Propostas do governo racham assembléia
Propostas do governo
racham assembléia
Divergências entre 1º e 2º graus adiam decisão sobre o CTI
Áureo Nogueira
Divergência de interesses, principalmente entre pais e estudantes de 1º e de 2º graus, provocou um racha na assembléia realizada ontem à noite pela Associação de Pais e Mestres (APM) do Colégio Estadual Maria Castaldi, no Jardim Bandeirantes (zona oeste de Londrina). A assembléia discutiu propostas do governo do Estado para a implantação, no colégio, do Centro Tecnológico Industrial (CTI). A assembléia terminou às 21h30.
A polêmica teve início quando o governo do Estado anunciou a transferência dos 1.608 estudantes para outras escolas do centro e de bairros distantes, para a implantação naquele prédio do CTI.
Por conta da reação da comunidade do bairro, houve sexta-feira, em Curitiba, uma reunião do diretor do colégio, Carlos Augusto Mungo Genis, o presidente da APM, Cirlando do Carmo César, a chefe do Núcleo Regional de Ensino, Maria Genoveva Belucci, e o vice-prefeito Alex Canziani com o secretário estadual de Educação, Ramiro Wahrhaftig. Na assembléia de ontem, o presidente da APM fez um relato das negociações realizadas em Curitiba e apresentou a proposta do secretário. Para a Secretaria de Educação, há três possibilidades. A primeira, implantação em agosto do CTI integrado com o 2º grau do colégio Castaldi. Por essa proposta, os estudantes de 5ª a 8ª série seriam transferidos para o Colégio Estadual Antônio Moraes de Barros, no mesmo bairro.
A segunda proposta sugere a instalação do CTI somente no próximo ano. Assim, os estudantes do 1º e do 2º grau concluiriam este ano letivo no Castaldi. Os alunos de 5ª a 8ª série seriam transferidos para o Moraes de Barros somente no ano que vem. Entretanto, haveria a perda de um semestre no funcionamento do Centro Tecnológico.
Já a terceira opção é mais radical. Segundo a proposta da Secretaria de Educação, os estudantes de 1º e 2º graus do Maria Castaldi continuariam estudando como estão, mas o CTI seria transferido para outro local na região de Londrina. A proposta representa uma ameaça de o CTI ser transferido para outro município.
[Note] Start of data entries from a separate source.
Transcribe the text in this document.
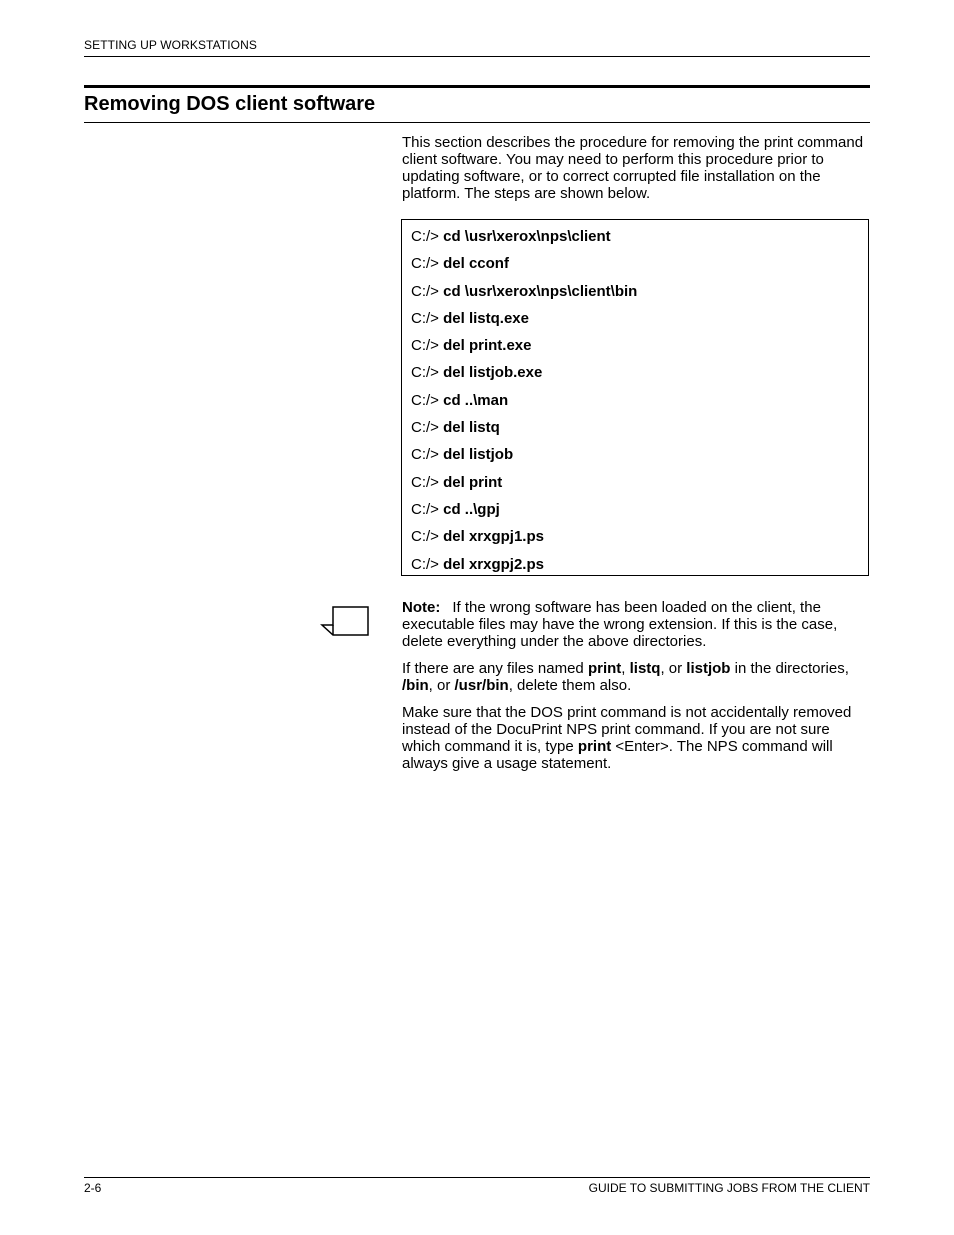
SETTING UP WORKSTATIONS
Removing DOS client software

This section describes the procedure for removing the print command client software. You may need to perform this procedure prior to updating software, or to correct corrupted file installation on the platform. The steps are shown below.

C:/> cd \usr\xerox\nps\client
C:/> del cconf
C:/> cd \usr\xerox\nps\client\bin
C:/> del listq.exe
C:/> del print.exe
C:/> del listjob.exe
C:/> cd ..\man
C:/> del listq
C:/> del listjob
C:/> del print
C:/> cd ..\gpj
C:/> del xrxgpj1.ps
C:/> del xrxgpj2.ps

Note: If the wrong software has been loaded on the client, the executable files may have the wrong extension. If this is the case, delete everything under the above directories.

If there are any files named print, listq, or listjob in the directories, /bin, or /usr/bin, delete them also.

Make sure that the DOS print command is not accidentally removed instead of the DocuPrint NPS print command. If you are not sure which command it is, type print <Enter>. The NPS command will always give a usage statement.

2-6	GUIDE TO SUBMITTING JOBS FROM THE CLIENT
A apresentação das propostas provocou reações de pais, estudantes, professores e funcionários. A principal divisão se deu entre os interessados nos 1º e no 2º graus. Os vinculados ao 2º grau não sofreriam mudança de prédio, pois continuariam no Castaldi e seriam integrados ao CTI. Mas os pais, estudantes, professores e funcionários da 5ª a 8ª série sofreriam as consequências da mudança. Por causa do racha, o presidente da APM decidiu convocar outra assembléia para amanhã, às 19 horas. Houve divergência de intreresses e os nervos ficaram exaltados durante essa reunião. Então, decidimos convocar outra assembléia para quarta-feira na tentativa de encontrar o consenso, afirmou Cirlando César.